The 447-page rule is a complex web of regulations. Critics believe that many low-income immigrants will forego programs they or their children may be entitled to out of fear that accepting those benefits will bar them from eventually becoming green card holders – even if those benefits are not covered by the new rule. Others, such as New York State legislators and Governor Jay Inslee of Washington, have argued that the new rule will have a substantial financial impact on some states and that “the proposal disrupts settled law by making unprecedented changes to longstanding immigration policies. . . .” Still others are considering challenging the new rule in court on various grounds, including under the Administrative Procedure Act and under the equal protection clause of the Constitution. These are avenues that have been pursued with regard to the travel ban, TPS, and DACA.

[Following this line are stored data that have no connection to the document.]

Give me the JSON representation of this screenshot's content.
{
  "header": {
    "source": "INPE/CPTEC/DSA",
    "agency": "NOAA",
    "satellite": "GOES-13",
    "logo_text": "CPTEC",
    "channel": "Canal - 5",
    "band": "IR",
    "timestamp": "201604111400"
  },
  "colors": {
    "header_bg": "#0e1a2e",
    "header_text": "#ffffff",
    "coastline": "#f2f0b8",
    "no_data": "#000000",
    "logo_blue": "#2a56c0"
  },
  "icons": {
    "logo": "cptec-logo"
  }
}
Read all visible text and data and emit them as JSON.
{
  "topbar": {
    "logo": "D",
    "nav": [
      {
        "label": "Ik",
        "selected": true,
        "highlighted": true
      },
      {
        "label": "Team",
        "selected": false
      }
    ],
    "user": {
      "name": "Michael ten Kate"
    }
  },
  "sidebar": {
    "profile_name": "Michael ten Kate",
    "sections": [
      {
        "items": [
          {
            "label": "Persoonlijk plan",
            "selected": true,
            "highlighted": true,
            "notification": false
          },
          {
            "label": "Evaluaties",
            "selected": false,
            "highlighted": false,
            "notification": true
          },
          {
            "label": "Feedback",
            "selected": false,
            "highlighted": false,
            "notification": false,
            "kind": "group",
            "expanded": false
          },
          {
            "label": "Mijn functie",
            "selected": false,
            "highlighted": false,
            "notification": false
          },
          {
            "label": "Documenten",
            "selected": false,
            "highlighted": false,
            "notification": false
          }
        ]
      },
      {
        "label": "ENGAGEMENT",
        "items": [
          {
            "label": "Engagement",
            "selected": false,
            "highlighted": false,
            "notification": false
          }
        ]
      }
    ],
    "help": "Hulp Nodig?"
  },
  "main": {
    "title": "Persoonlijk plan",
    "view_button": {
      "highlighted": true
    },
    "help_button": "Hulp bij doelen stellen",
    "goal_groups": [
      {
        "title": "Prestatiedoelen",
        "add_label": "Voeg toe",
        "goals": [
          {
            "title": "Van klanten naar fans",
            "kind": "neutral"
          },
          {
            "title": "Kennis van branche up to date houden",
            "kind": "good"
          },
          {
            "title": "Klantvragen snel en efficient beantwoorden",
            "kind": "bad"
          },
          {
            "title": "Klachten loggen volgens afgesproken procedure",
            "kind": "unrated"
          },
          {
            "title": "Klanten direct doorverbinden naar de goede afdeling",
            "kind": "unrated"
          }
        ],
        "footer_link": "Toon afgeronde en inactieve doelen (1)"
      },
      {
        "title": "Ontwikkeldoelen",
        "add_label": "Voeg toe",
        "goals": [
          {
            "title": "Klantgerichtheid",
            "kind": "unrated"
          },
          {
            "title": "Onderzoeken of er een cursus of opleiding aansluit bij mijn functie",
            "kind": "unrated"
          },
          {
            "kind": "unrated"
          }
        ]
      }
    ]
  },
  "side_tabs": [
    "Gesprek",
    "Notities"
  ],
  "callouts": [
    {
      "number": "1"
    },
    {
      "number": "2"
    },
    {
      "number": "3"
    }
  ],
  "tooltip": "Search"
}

Undocumented individuals are not eligible for most public benefits. Therefore, the rule will affect only those immigrants who are legally in the U.S. or who wish to come to the U.S. legally.

Because of the complex nature of the new rule, the above is meant only to provide general guidance. If you have questions about the effects of the rule, please reach out to counsel. Jackson Lewis will provide additional updates on the new rule.

 

Diversity Lottery Registration to Open

USCIS has announced that the 2020 Diversity Lottery will open for registration at noon EST on October 3, 2018 and run until noon EST on November 6, 2018.  Fifty thousand green cards will be available.

Eligibility requirements are set out in the Federal Register. This year, individuals from the following countries are not eligible:  Bangladesh, Brazil, Canada, China (mainland-born), Colombia, Dominican Republic, El Salvador, Haiti, India, Jamaica, Mexico, Nigeria, Pakistan, Peru, Philippines, South Korea, UK (except Northern Ireland) and its dependent territories, and Vietnam.

Eligible individuals may apply at dvlottery.state.gov.